Protesters march through the tar sands at a demonstration last summer. Photo by Michael Toledano
This article first appeared on VICE Canada
A recent column in the Canadian Press by Alexander Panetta examined the changing reputation of Canada to our lovely American friends. His central thesis is that Canada, once known as a liberal haven thanks to its free health care and dank BC bud, is now being regarded as a conservative stronghold where corporate tax breaks make running Burger King easier and where oil exports are on the rise. But for others, Canada’s lefty image has taken a hit because of the way the government has taken to treating the environment and the indigenous populations.
The Keystone XL pipeline, as Panetta notes, has obviously opened up a major rift in the United States between environmentalists and business-friendly conservatives—Panetta cites a Montreal-based firm called Influence Communication that found the Keystone pipeline was the most talked about Canadian story in the American news media this year.
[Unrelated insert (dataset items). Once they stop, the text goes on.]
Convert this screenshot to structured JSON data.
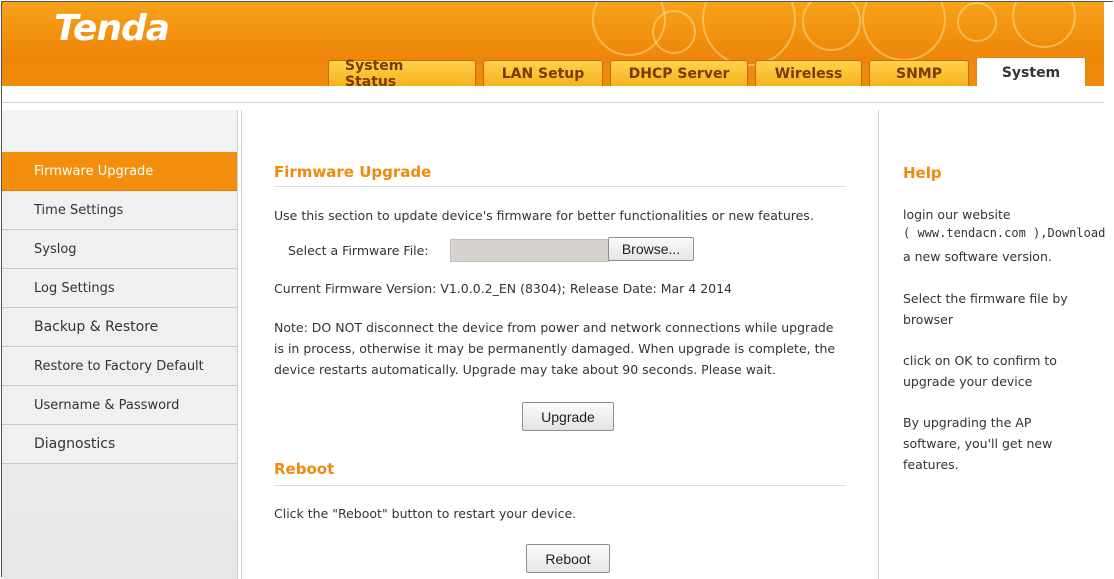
{
  "brand": {
    "logo": "Tenda"
  },
  "tabs": [
    {
      "label": "System Status"
    },
    {
      "label": "LAN Setup"
    },
    {
      "label": "DHCP Server"
    },
    {
      "label": "Wireless"
    },
    {
      "label": "SNMP"
    },
    {
      "label": "System"
    }
  ],
  "active_tab": "System",
  "sidebar": {
    "items": [
      {
        "label": "Firmware Upgrade"
      },
      {
        "label": "Time Settings"
      },
      {
        "label": "Syslog"
      },
      {
        "label": "Log Settings"
      },
      {
        "label": "Backup & Restore"
      },
      {
        "label": "Restore to Factory Default"
      },
      {
        "label": "Username & Password"
      },
      {
        "label": "Diagnostics"
      }
    ],
    "active": "Firmware Upgrade"
  },
  "firmware": {
    "title": "Firmware Upgrade",
    "intro": "Use this section to update device's firmware for better functionalities or new features.",
    "file_label": "Select a Firmware File:",
    "browse_label": "Browse...",
    "version_text": "Current Firmware Version: V1.0.0.2_EN (8304); Release Date: Mar 4 2014",
    "note_line1": "Note: DO NOT disconnect the device from power and network connections while upgrade",
    "note_line2": "is in process, otherwise it may be permanently damaged. When upgrade is complete, the",
    "note_line3": "device restarts automatically. Upgrade may take about 90 seconds. Please wait.",
    "upgrade_label": "Upgrade"
  },
  "reboot": {
    "title": "Reboot",
    "text": "Click the \"Reboot\" button to restart your device.",
    "button_label": "Reboot"
  },
  "help": {
    "title": "Help",
    "p1_line1": "login our website",
    "p1_line2": "( www.tendacn.com ),Download",
    "p1_line3": "a new software version.",
    "p2_line1": "Select the firmware file by",
    "p2_line2": "browser",
    "p3_line1": "click on OK to confirm to",
    "p3_line2": "upgrade your device",
    "p4_line1": "By upgrading the AP",
    "p4_line2": "software, you'll get new",
    "p4_line3": "features."
  },
  "colors": {
    "accent": "#f08a0c",
    "active_item": "#f48f0e"
  }
}
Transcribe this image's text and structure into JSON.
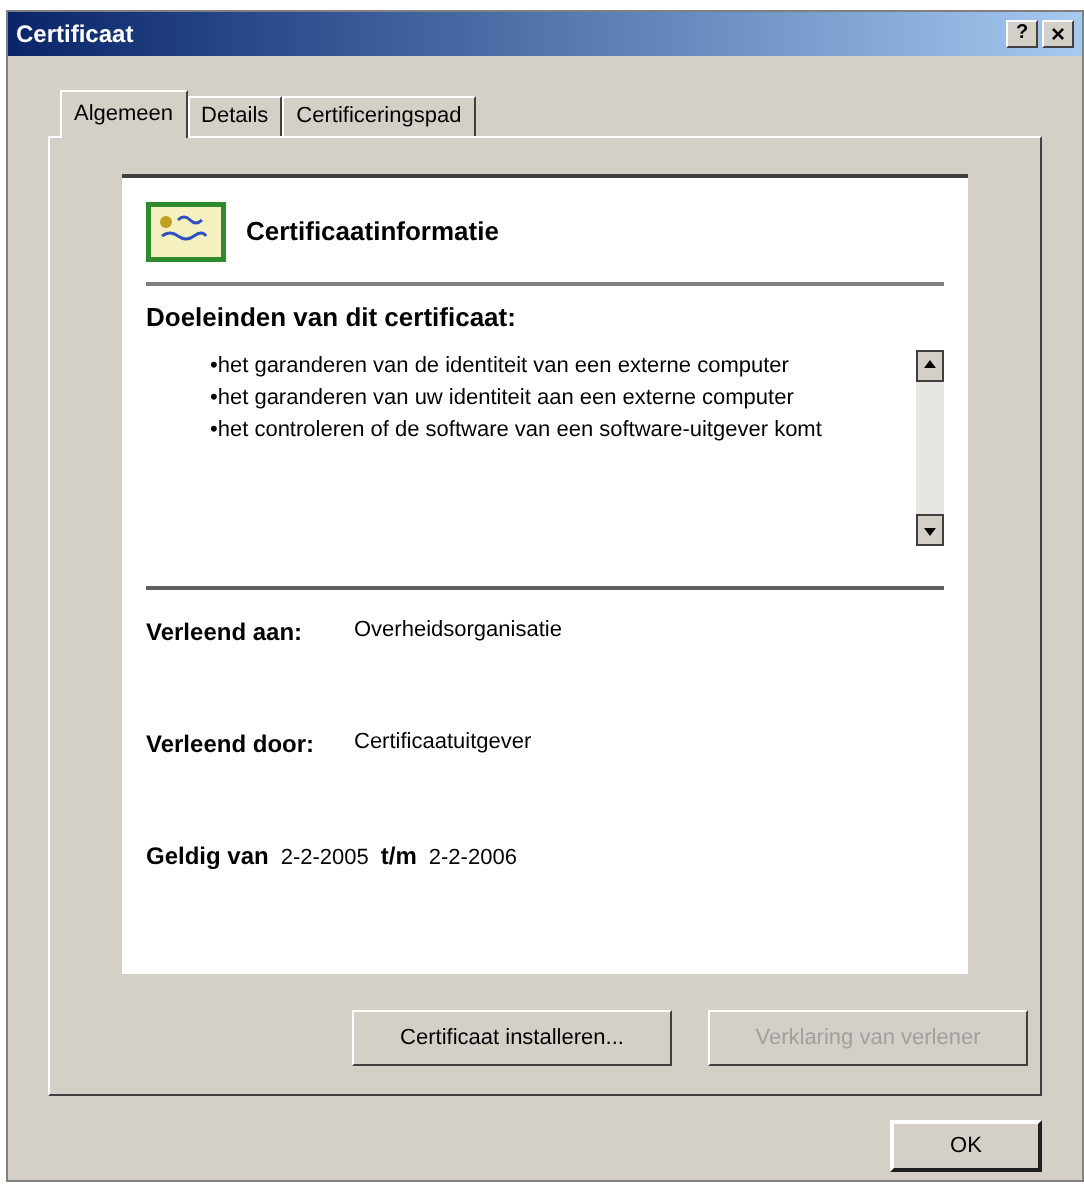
{
  "window": {
    "title": "Certificaat",
    "help_button": "?",
    "close_button": "×"
  },
  "tabs": [
    {
      "label": "Algemeen",
      "selected": true
    },
    {
      "label": "Details",
      "selected": false
    },
    {
      "label": "Certificeringspad",
      "selected": false
    }
  ],
  "info": {
    "heading": "Certificaatinformatie",
    "purposes_title": "Doeleinden van dit certificaat:",
    "purposes": [
      "•het garanderen van de identiteit van een externe computer",
      "•het garanderen van uw identiteit aan een externe computer",
      "•het controleren of de software van een software-uitgever komt"
    ],
    "issued_to_label": "Verleend aan:",
    "issued_to": "Overheidsorganisatie",
    "issued_by_label": "Verleend door:",
    "issued_by": "Certificaatuitgever",
    "valid_label": "Geldig van",
    "valid_from": "2-2-2005",
    "valid_to_label": "t/m",
    "valid_to": "2-2-2006"
  },
  "buttons": [
    {
      "label": "Certificaat installeren...",
      "disabled": false
    },
    {
      "label": "Verklaring van verlener",
      "disabled": true
    }
  ],
  "ok_button": "OK"
}
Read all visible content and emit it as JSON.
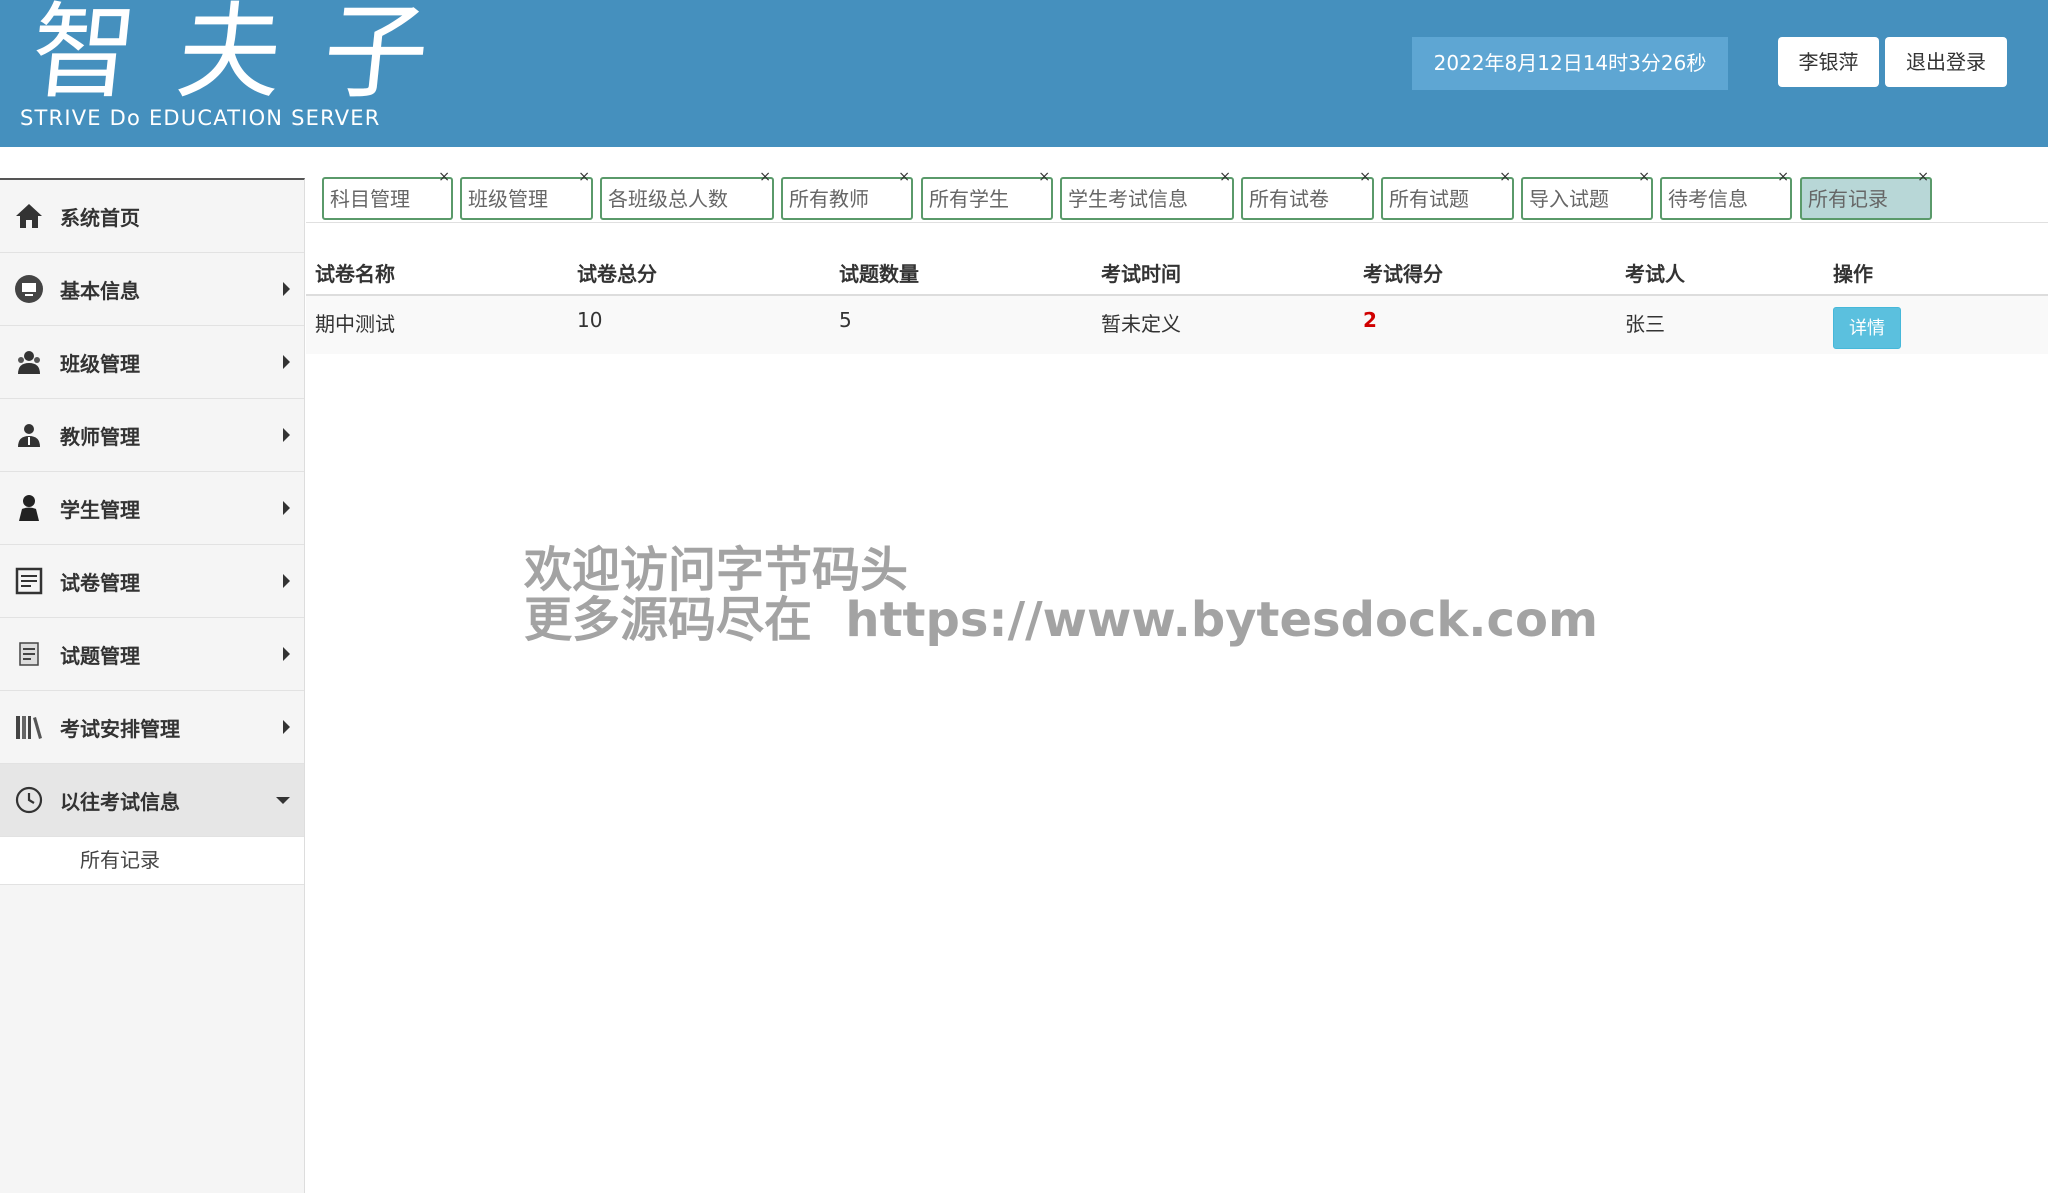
{
  "header": {
    "logo_cn": "智夫子",
    "logo_en": "STRIVE Do EDUCATION SERVER",
    "datetime": "2022年8月12日14时3分26秒",
    "user_name": "李银萍",
    "logout_label": "退出登录",
    "bg_color": "#4590be"
  },
  "sidebar": {
    "items": [
      {
        "label": "系统首页",
        "icon": "home-icon"
      },
      {
        "label": "基本信息",
        "icon": "monitor-icon"
      },
      {
        "label": "班级管理",
        "icon": "users-icon"
      },
      {
        "label": "教师管理",
        "icon": "teacher-icon"
      },
      {
        "label": "学生管理",
        "icon": "user-icon"
      },
      {
        "label": "试卷管理",
        "icon": "document-icon"
      },
      {
        "label": "试题管理",
        "icon": "scroll-icon"
      },
      {
        "label": "考试安排管理",
        "icon": "books-icon"
      },
      {
        "label": "以往考试信息",
        "icon": "clock-icon"
      }
    ],
    "sub_items": [
      {
        "label": "所有记录"
      }
    ]
  },
  "tabs": [
    {
      "label": "科目管理"
    },
    {
      "label": "班级管理"
    },
    {
      "label": "各班级总人数"
    },
    {
      "label": "所有教师"
    },
    {
      "label": "所有学生"
    },
    {
      "label": "学生考试信息"
    },
    {
      "label": "所有试卷"
    },
    {
      "label": "所有试题"
    },
    {
      "label": "导入试题"
    },
    {
      "label": "待考信息"
    },
    {
      "label": "所有记录"
    }
  ],
  "table": {
    "columns": [
      "试卷名称",
      "试卷总分",
      "试题数量",
      "考试时间",
      "考试得分",
      "考试人",
      "操作"
    ],
    "rows": [
      {
        "name": "期中测试",
        "total": "10",
        "count": "5",
        "time": "暂未定义",
        "score": "2",
        "examinee": "张三",
        "action": "详情"
      }
    ]
  },
  "watermark": {
    "line1": "欢迎访问字节码头",
    "line2": "更多源码尽在  https://www.bytesdock.com"
  }
}
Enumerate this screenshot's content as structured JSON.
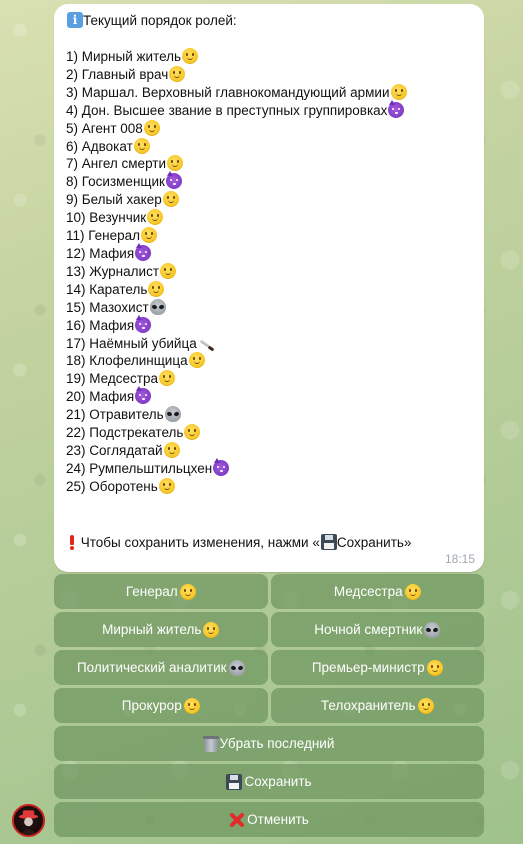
{
  "message": {
    "header_text": "Текущий порядок ролей:",
    "header_icon": "info-icon",
    "roles": [
      {
        "text": "1) Мирный житель",
        "icon": "smile"
      },
      {
        "text": "2) Главный врач",
        "icon": "smile"
      },
      {
        "text": "3) Маршал. Верховный главнокомандующий армии",
        "icon": "smile"
      },
      {
        "text": "4) Дон. Высшее звание в преступных группировках",
        "icon": "devil"
      },
      {
        "text": "5) Агент 008",
        "icon": "smile"
      },
      {
        "text": "6) Адвокат",
        "icon": "smile"
      },
      {
        "text": "7) Ангел смерти",
        "icon": "smile"
      },
      {
        "text": "8) Госизменщик",
        "icon": "devil"
      },
      {
        "text": "9) Белый хакер",
        "icon": "smile"
      },
      {
        "text": "10) Везунчик",
        "icon": "smile"
      },
      {
        "text": "11) Генерал",
        "icon": "smile"
      },
      {
        "text": "12) Мафия",
        "icon": "devil"
      },
      {
        "text": "13) Журналист",
        "icon": "smile"
      },
      {
        "text": "14) Каратель",
        "icon": "smile"
      },
      {
        "text": "15) Мазохист",
        "icon": "alien"
      },
      {
        "text": "16) Мафия",
        "icon": "devil"
      },
      {
        "text": "17) Наёмный убийца",
        "icon": "knife"
      },
      {
        "text": "18) Клофелинщица",
        "icon": "smile"
      },
      {
        "text": "19) Медсестра",
        "icon": "smile"
      },
      {
        "text": "20) Мафия",
        "icon": "devil"
      },
      {
        "text": "21) Отравитель",
        "icon": "alien"
      },
      {
        "text": "22) Подстрекатель",
        "icon": "smile"
      },
      {
        "text": "23) Соглядатай",
        "icon": "smile"
      },
      {
        "text": "24) Румпельштильцхен",
        "icon": "devil"
      },
      {
        "text": "25) Оборотень",
        "icon": "smile"
      }
    ],
    "footer_text": "Чтобы сохранить изменения, нажми «",
    "footer_save_text": "Сохранить»",
    "time": "18:15"
  },
  "keyboard": {
    "rows": [
      [
        {
          "label": "Генерал",
          "icon": "smile"
        },
        {
          "label": "Медсестра",
          "icon": "smile"
        }
      ],
      [
        {
          "label": "Мирный житель",
          "icon": "smile"
        },
        {
          "label": "Ночной смертник",
          "icon": "alien"
        }
      ],
      [
        {
          "label": "Политический аналитик",
          "icon": "alien"
        },
        {
          "label": "Премьер-министр",
          "icon": "smile"
        }
      ],
      [
        {
          "label": "Прокурор",
          "icon": "smile"
        },
        {
          "label": "Телохранитель",
          "icon": "smile"
        }
      ],
      [
        {
          "label": "Убрать последний",
          "lead_icon": "trash"
        }
      ],
      [
        {
          "label": "Сохранить",
          "lead_icon": "floppy"
        }
      ],
      [
        {
          "label": "Отменить",
          "lead_icon": "cross"
        }
      ]
    ]
  },
  "colors": {
    "bubble": "#ffffff",
    "button": "#6f9660",
    "time": "#a0a8b0"
  }
}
The Wall Street Journal reported recently that Republicans are “likely to easily pass… legislation next year” that could get the Keystone pipeline flowing. (Here’s where I should note that the Koch Brothers, who heavily finance Republican campaigns, are the biggest foreign leaseholder in the tar sands.) Given that oil prices are likely to remain low “for the indefinite future,” some experts suggest the price of extracting oil from the tar sands isn’t going to be overly profitable for Canada—not that that will quench people’s seemingly inexhaustible thirst for gooey black stuff.